Specifically, there remain three unresolved issues that would reveal much about what was going on at the IRS.

- Landmark wants to ask an IRS official about 114 relevant case files, which have inexplicably gone missing. The Justice Department is dead set against it, and has asked the judge to say no.

- Landmark wants to ask the IRS official who handled the FOIA request for "any" information about third party audit requests why he did not include the Commissioner's files in his search. The Justice Department again says they can't have it.

- Finally, Landmark has asked for a key tape recording of a San Francisco meeting in which IRS official Terry Hallihan is alleged to have talked about the shredding of files and ways to conceal the fact that audit requests came from a Congressman. At first the IRS denied the tape existed; now it says that it was the personal tape of an employee, which anyway has been recorded over with music and another meeting. Justice is asking the judge to say Landmark can't have this, either.
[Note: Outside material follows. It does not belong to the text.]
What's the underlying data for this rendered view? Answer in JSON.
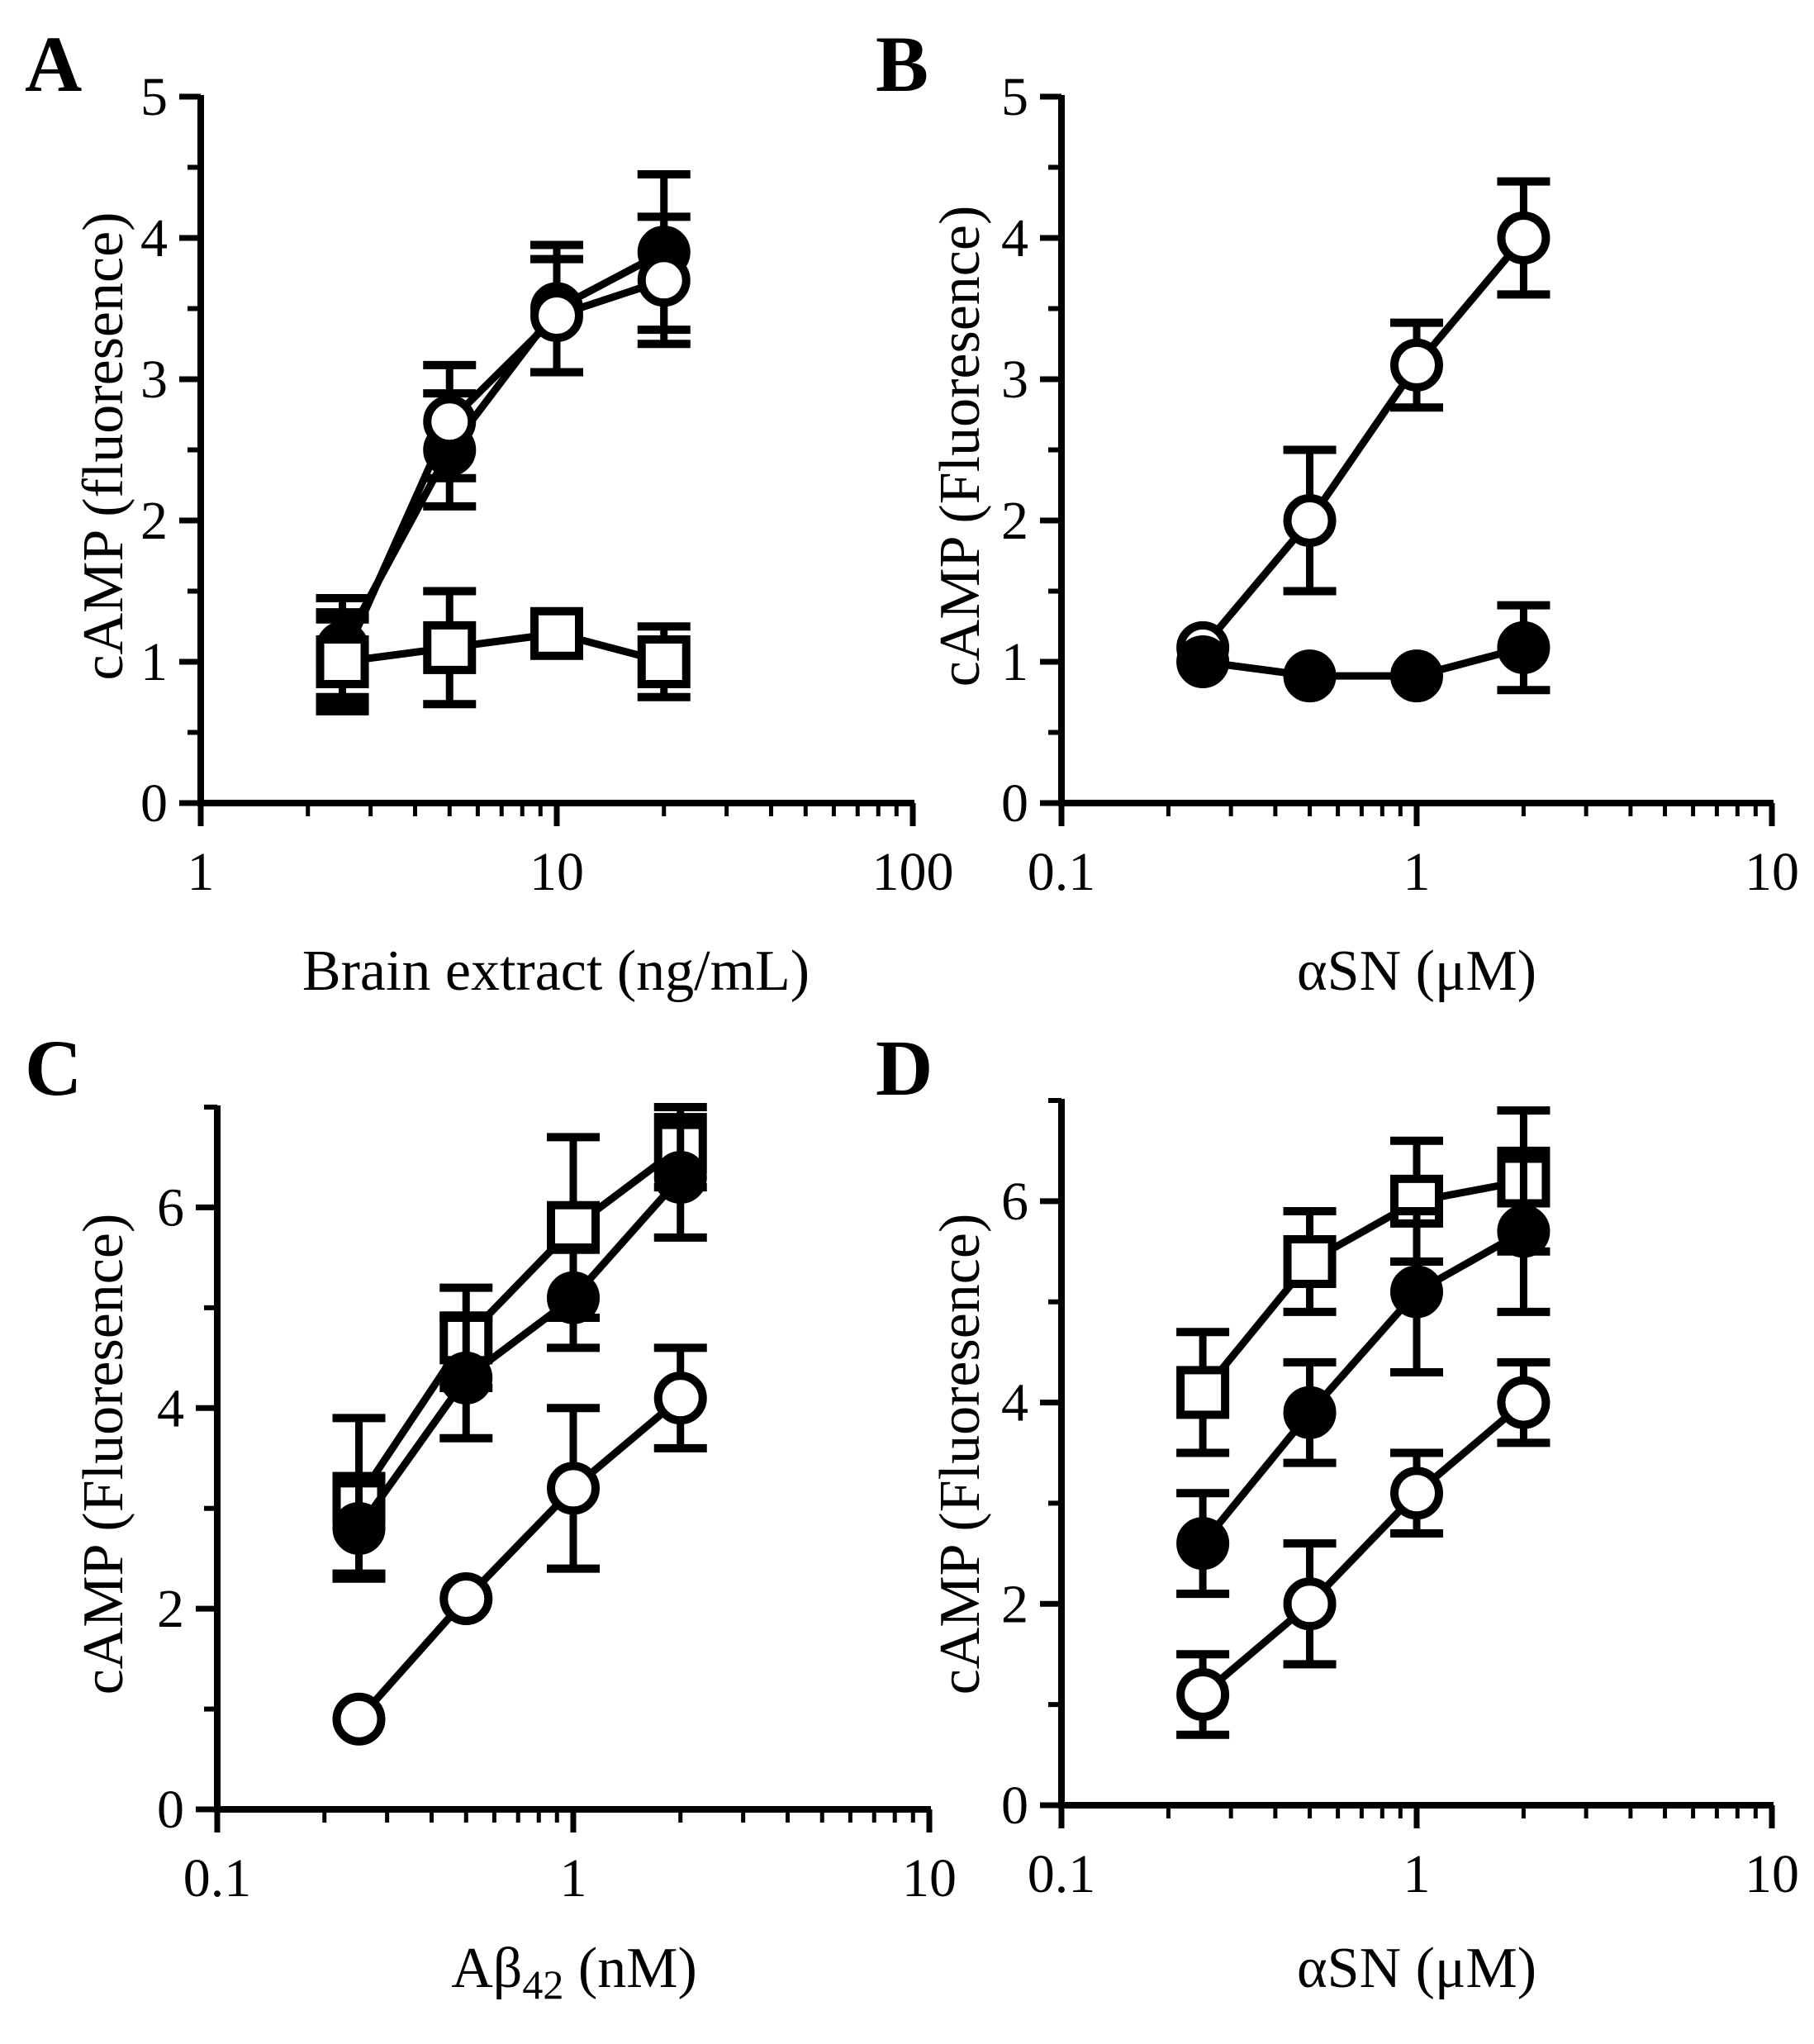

Those who remember Watergate know that Richard Nixon complained bitterly about his enemies, and many times told aides to have these people audited. How many times during the Clinton impeachment hearings did the likes of Richard Ben Veniste, Marty Meehan, Liz Holtzman and Lawrence Tribe tell us that sex was nothing compared with the scandal of politicizing the IRS? As Congress rightly appreciated in 1974, this constituted a grave abuse of power and a direct assault on the First Amendment. Less well known is that a Congressional investigation determined that the IRS largely resisted Nixon's attempts to politicize it--much to Nixon's evident frustration.

Unlike Nixon's foes, however, it is a matter of record that many of Clinton's enemies were audited. And that politicians were instigating such audits. If the First Amendment means anything, surely it means that an American has a right to agitate for his views without having it result in the IRS looking over his books. What it is that Janet Reno and Justice so desperately do not want us to see?